Damien wasn’t bothered by the technicalities of the prophecy at the moment. He brushed his fingertips over her breasts inside the nightrail, wanting them against his chest. She might be ready for him—all he had to do was coax her. “I hope so, my love,” he said. “This feeling came unlooked-for, but I do not want it to go away.”
Penelope turned to him, her lips near his own. The scent of her made his already crazed brain madder still. “We fell in love for the prophecy’s convenience,” she said.
“Mayhap.” He caught her nipple between his fingers, tugged it. Her eyes closed as she let out a tiny sigh. “You admit we are in love?”
Penelope’s words were a breath, her voice shaking. “I can find no other explanation for these feelings.”
Damien could find no explanation either.
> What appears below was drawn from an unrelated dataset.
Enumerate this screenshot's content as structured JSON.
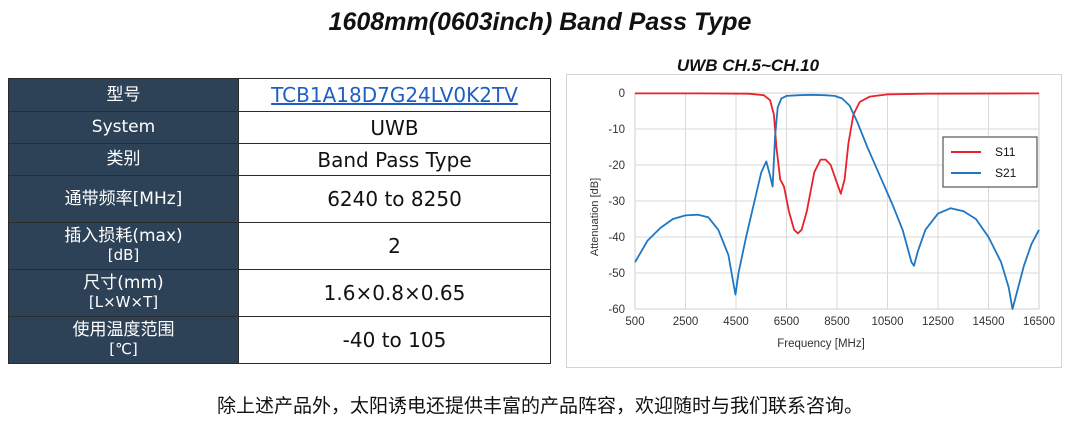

Penelope’s warmth against his skin sent an explosive spark through his body. He wanted her with a mindlessness he’d never experienced. The control on which he prided himself was rapidly slipping.
“This is dangerous,” he said. “But I wanted to see you, love. No, I needed to see you, not just through the convenient peephole.”
Penelope’s lips parted, showing him waiting moisture. “Peephole?”
“In the panel. Do you not know of it?”
“Oh, behind the night table? I never pay it any mind.”
“I will have Petri nail it shut. Else I might be tempted to kneel there all night.” Watching her comb out her hair, perhaps braiding it to keep it neat while she slept. Then she’d draw off her dressing gown and move, bare under her nightrail, to her bed. The cotton nightgown would cling to the curves of her body, sticking, perhaps, to any damp place.